A valor principal das utopias reside, para nós, e concordando mais uma vez com Ricouer, no facto de elas serem um «recurso, uma arma da crítica»[6], um acto de esperança num mundo melhor, e deixando um pouco de lado a sua ou não exequibilidade, concordamos que a utopia «seja melhor definida pela sua pretensão de fragmentar a ordem existente, do que pela sua incongruência»[7], abalando aquilo que nos parecia, até então, óbvio e aceitável.
A utopia revela-se para nós uma das possibilidades de nos libertar do sono dogmático em que, muitas vezes, estamos imergidos, embora por vezes inconscientemente, e do qual, só nos conseguiremos libertar, questionando o presente – pondo em marcha o espírito crítico e reflexivo para o qual todos os seres humanos devem ser educados – e explorando novos meios, novos caminhos, possibilidades em aberto até então desconhecidas ou camufladas.
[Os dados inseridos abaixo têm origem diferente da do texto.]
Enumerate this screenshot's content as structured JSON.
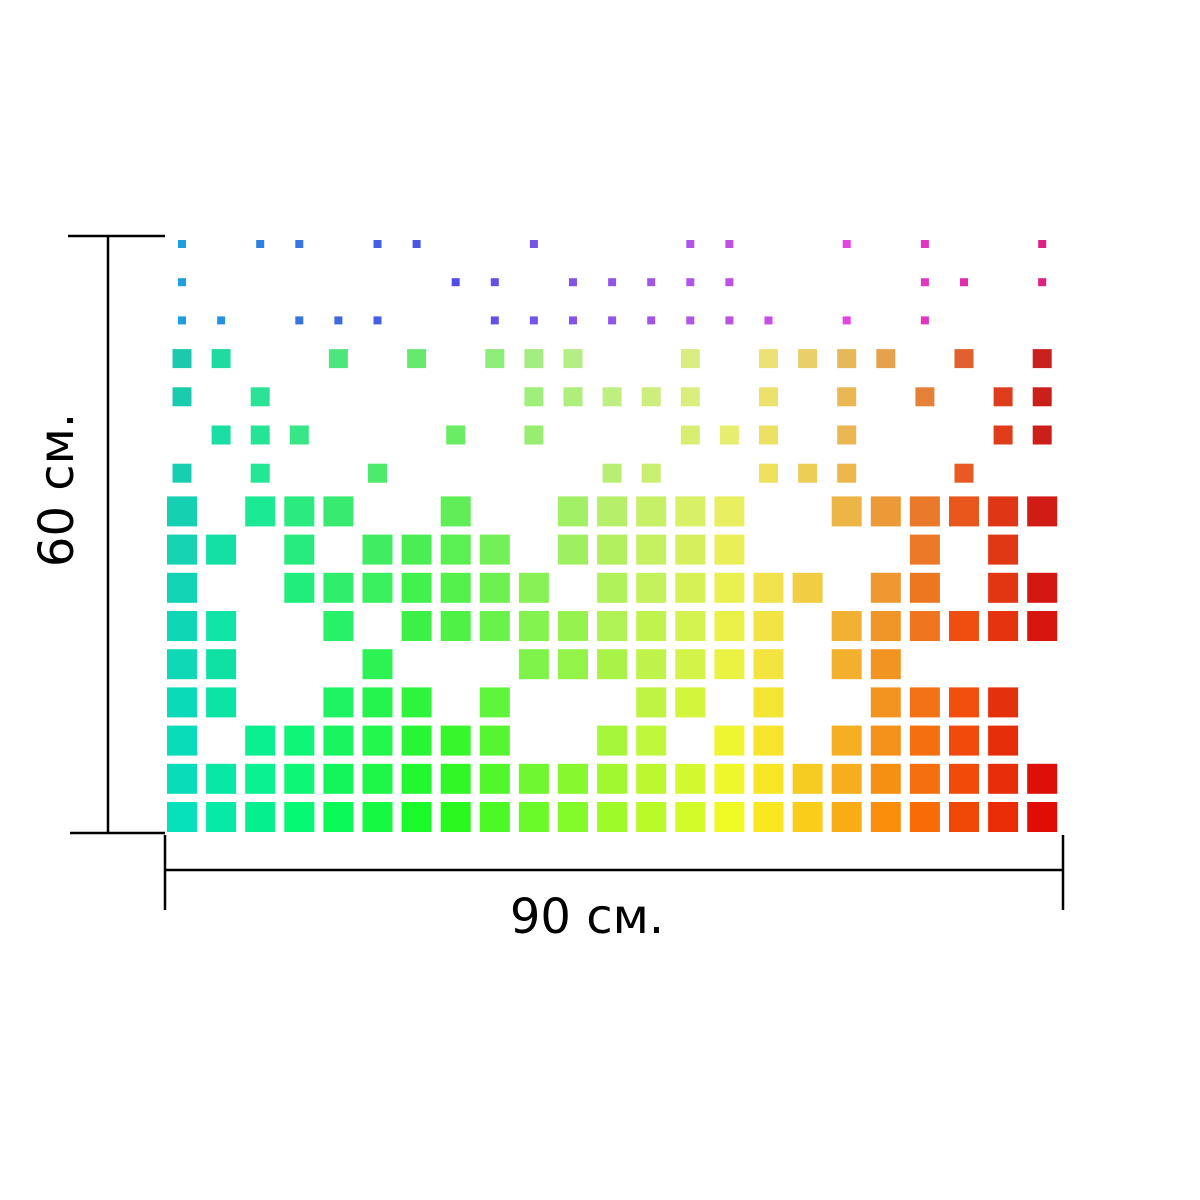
{
  "width_label": "90 см.",
  "height_label": "60 см."
}
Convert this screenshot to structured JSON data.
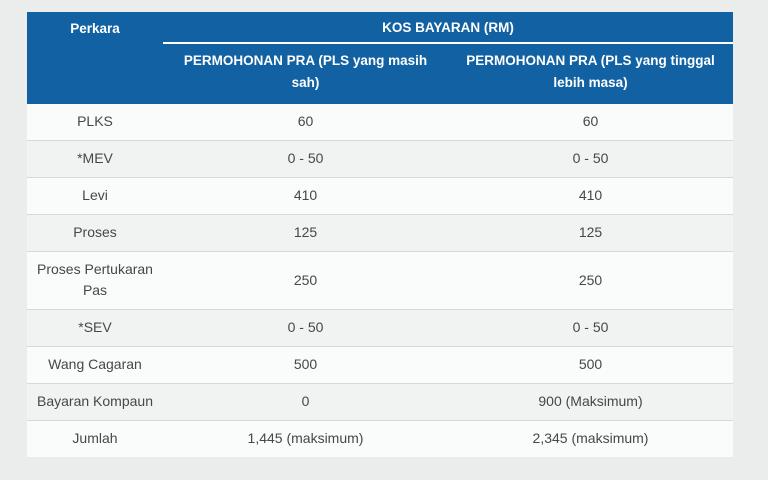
{
  "colors": {
    "header_bg": "#1262a3",
    "header_text": "#ffffff",
    "row_odd": "#fafbfb",
    "row_even": "#f1f2f2",
    "border": "#d7d8d9",
    "text": "#474747",
    "page_bg": "#ebecec"
  },
  "table": {
    "header": {
      "perkara": "Perkara",
      "group": "KOS BAYARAN (RM)",
      "sub1": "PERMOHONAN PRA (PLS yang masih sah)",
      "sub2": "PERMOHONAN PRA (PLS yang tinggal lebih masa)"
    },
    "rows": [
      {
        "label": "PLKS",
        "pra_valid": "60",
        "pra_overstay": "60"
      },
      {
        "label": "*MEV",
        "pra_valid": "0 - 50",
        "pra_overstay": "0 - 50"
      },
      {
        "label": "Levi",
        "pra_valid": "410",
        "pra_overstay": "410"
      },
      {
        "label": "Proses",
        "pra_valid": "125",
        "pra_overstay": "125"
      },
      {
        "label": "Proses Pertukaran Pas",
        "pra_valid": "250",
        "pra_overstay": "250"
      },
      {
        "label": "*SEV",
        "pra_valid": "0 - 50",
        "pra_overstay": "0 - 50"
      },
      {
        "label": "Wang Cagaran",
        "pra_valid": "500",
        "pra_overstay": "500"
      },
      {
        "label": "Bayaran Kompaun",
        "pra_valid": "0",
        "pra_overstay": "900 (Maksimum)"
      },
      {
        "label": "Jumlah",
        "pra_valid": "1,445 (maksimum)",
        "pra_overstay": "2,345 (maksimum)"
      }
    ]
  }
}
Afinal, contra o determinismo absoluto, ousamos afirmar que a realidade em que vivemos é apenas uma das possibilidades entre muitas outras, passíveis de concretização.
Consideramos útil assinalar e aceitar a distinção feita por Bloch entre utopia abstracta e utopia concreta. Na obra «Le Principe Espérance» o autor defende que a utopia concreta representa o «ponto de contacto entre o sonho e a vida, sem o qual o sonho não pode engendrar mais do que utopias abstractas e a vida não pode ser senão banal»[8], remetendo a função utópica para o possível real e superando os limites do dado quer da nossa natureza, quer do mundo exterior. A utopia abstracta será aquela que não é suportada por nenhum sujeito sólido, e não se reporta a nenhum real possível, e distingue-se da concreta que nunca está concluída nem se fica num sistema. A sua função consiste na abertura do presente à actividade criadora.
A maior virtude da utopia reside, quanto a nós, na ponte que ela estabelece entre o sonho e a vida, entre a vida e o sonho, possibilitando uma articulação entre os dois, o mesmo será dizer, uma articulação entre o real e o possível, e vice-versa. O ser é, na utopia, assumido como um ainda-não-ser[9], ou seja, «o ser passa a integrar o défice proporcionado pela sua própria interpelação».
Sem dúvida que nem todos os nossos sonhos são realizáveis, e, do mesmo modo, também as utopias poderão não o ser. Mas tanto os sonhos, como as utopias, nos permitem voar mais alto, ir mais longe, e assim a utopia se transforma num dos caminhos possíveis, e, quanto a nós, positivo, para que o Homem projecte o seu percurso num futuro em aberto, a construir, tendo por base uma expectativa marcadamente antropológica – o aperfeiçoamento da condição humana.
E tudo isto só é possível porque, de facto, a consciência do limite não coincide com o limite da nossa consciência, pois é, precisamente porque conhecemos as nossas limitações, que tentamos ultrapassá-las em busca dum progresso, no porvir. O limite é um espaço de circunscrição, mas simultaneamente de abertura, que deve ser encarado, não como fechamento, mas como fronteira, como abertura ao que está para lá, ao horizonte. O limite é um espaço habitável, que deve ser considerado simultaneamente com o limiar, sendo o limite o fim, e o limiar o começo.
Alice Mota.
[1] Cf. CARVALHO, Adalberto Dias de, A Contemporaneidade como Utopia, Ed. Afrontamento, p. 134.
[2] In ROUSSEAU, Jean-Jacques, Discurso Sobre a Origem e os fundamentos da Desigualdade entre os Homens, Didáctica Ed., p. 38.
[3] Idem, ibidem, p. 38.[2] In ROUSSEAU, Jean-Jacques, Discurso Sobre a Origem e os fundamentos da Desigualdade entre os Homens, Didáctica Ed., p. 38.
[4] In RICOEUR, Paul, Ideologia e Utopia, Ed. 70, p. 488.
[5] Idem, ibidem, p. 488.
[6] Idem, ibidem, p. 488.
[7] Idem, ibidem, p. 467.
[8] Cf. CARVALHO, Adalberto Dias de, A Contemporaneidade como Utopia, Ed. Afrontamento, p. 160.
[9] Idem, A Educação e os Limites dos Direitos Humanos, Porto Ed., p. 39.